In den Schwellenländern rechnen wir mit einem raschen Anstieg der Investitionen in technologische Innovationen im Gesundheitswesen. Strukturell bedeutet dies, dass die Gesundheitsausgaben in den Schwellenländern in den nächsten zehn Jahren ein Wachstum im zweistelligen Bereich erreichen könnten, verglichen mit einem Wachstum im mittleren einstelligen Bereich in den entwickelten Märkten.

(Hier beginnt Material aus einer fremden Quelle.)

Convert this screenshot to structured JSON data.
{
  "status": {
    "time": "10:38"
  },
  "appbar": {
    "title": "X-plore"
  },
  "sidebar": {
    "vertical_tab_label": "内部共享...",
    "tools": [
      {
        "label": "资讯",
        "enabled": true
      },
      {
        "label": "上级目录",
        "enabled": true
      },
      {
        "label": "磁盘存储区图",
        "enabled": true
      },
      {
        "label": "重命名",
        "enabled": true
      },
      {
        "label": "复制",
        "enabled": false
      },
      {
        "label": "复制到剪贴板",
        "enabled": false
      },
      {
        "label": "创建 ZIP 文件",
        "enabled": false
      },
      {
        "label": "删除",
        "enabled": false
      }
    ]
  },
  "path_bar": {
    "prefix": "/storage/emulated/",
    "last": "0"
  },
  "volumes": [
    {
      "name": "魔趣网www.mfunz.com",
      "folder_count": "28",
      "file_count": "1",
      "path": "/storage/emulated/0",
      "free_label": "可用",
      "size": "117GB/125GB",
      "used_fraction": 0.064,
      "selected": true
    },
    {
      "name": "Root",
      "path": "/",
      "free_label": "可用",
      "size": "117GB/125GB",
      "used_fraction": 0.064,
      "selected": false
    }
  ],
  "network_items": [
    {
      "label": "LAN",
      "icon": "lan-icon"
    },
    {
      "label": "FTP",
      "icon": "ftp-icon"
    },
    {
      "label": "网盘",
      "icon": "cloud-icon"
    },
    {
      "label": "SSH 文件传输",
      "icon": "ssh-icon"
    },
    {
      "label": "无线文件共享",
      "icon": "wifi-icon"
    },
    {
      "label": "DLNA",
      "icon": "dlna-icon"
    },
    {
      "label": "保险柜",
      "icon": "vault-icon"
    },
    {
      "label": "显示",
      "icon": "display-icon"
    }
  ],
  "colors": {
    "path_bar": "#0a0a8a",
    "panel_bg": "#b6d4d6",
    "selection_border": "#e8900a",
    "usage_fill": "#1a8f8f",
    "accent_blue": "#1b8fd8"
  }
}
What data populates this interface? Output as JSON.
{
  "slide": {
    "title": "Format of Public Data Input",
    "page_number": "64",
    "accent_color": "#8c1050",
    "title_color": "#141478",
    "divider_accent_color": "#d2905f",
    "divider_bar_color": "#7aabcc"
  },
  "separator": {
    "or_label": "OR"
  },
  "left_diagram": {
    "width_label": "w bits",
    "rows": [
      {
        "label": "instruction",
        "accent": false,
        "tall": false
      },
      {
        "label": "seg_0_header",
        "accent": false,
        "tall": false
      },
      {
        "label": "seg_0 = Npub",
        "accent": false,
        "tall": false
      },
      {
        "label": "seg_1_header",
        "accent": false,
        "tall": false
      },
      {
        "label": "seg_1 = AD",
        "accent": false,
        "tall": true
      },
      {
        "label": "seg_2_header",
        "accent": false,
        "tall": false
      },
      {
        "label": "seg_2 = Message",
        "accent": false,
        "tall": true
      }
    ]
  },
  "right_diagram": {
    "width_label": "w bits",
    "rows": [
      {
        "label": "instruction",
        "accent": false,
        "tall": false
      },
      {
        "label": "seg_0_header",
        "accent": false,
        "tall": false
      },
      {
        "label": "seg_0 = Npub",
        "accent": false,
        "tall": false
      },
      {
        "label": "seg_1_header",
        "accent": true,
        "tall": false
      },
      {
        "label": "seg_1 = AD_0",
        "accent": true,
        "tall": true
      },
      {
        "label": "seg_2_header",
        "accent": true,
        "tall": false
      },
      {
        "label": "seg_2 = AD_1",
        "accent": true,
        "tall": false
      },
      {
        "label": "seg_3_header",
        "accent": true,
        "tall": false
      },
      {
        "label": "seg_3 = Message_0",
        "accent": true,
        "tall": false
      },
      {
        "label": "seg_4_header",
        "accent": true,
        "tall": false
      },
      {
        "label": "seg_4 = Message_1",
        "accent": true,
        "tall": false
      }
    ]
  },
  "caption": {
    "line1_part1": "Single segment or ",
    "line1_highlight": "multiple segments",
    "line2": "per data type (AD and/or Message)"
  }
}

Neben dem Gesundheitswesen sehen wir mittelfristig vor allem Chancen im Industriesektor, etwa bei der Digitalisierung und Automatisierung, aber auch bei der verstärkten Einführung umweltfreundlicherer Infrastrukturinitiativen, insbesondere bei erneuerbaren Energien, effizienten Gebäuden, Hochgeschwindigkeitszügen und Elektrofahrzeugen. In Bezug auf Automatisierung und Digitalisierung haben wir Unternehmen gesehen, die von «10 Jahren Fortschritt innerhalb eines Jahres» sprachen, da sie gezwungen waren, neue digitale Arbeitsweisen einzuführen. Wir erwarten den zunehmenden Einsatz digitaler Technologien und der Robotik (die Anzahl der Industrieroboter stieg Berichten zufolge im Jahr 2020 um etwa 12 % – wir glauben, dass wir im Jahr 2021E möglicherweise ein Wachstum im mittleren Zehnerbereich und eine mehr als Verdopplung der Industrieroboter-Einheiten innerhalb von 10 Jahren sehen könnten), da die Unternehmen durch die Digitalisierung weiterhin innovativ sind. Wir erwarten auch, dass «Cobots» (kollaborative Roboter, d. h. Roboter, die Aufgaben in Zusammenarbeit mit menschlichen Arbeitern ausführen) in den nächsten 10 Jahren um ca. + 35% bis 45 % jährlich wachsen werden. Intelligente Fabriken, automatische Lagerüberwachung, digitalisierte Logistik, Fernwartung und digitale Zwillinge sind nur einige der Lösungen, die sich unserer Meinung nach in Zukunft immer mehr durchsetzen werden.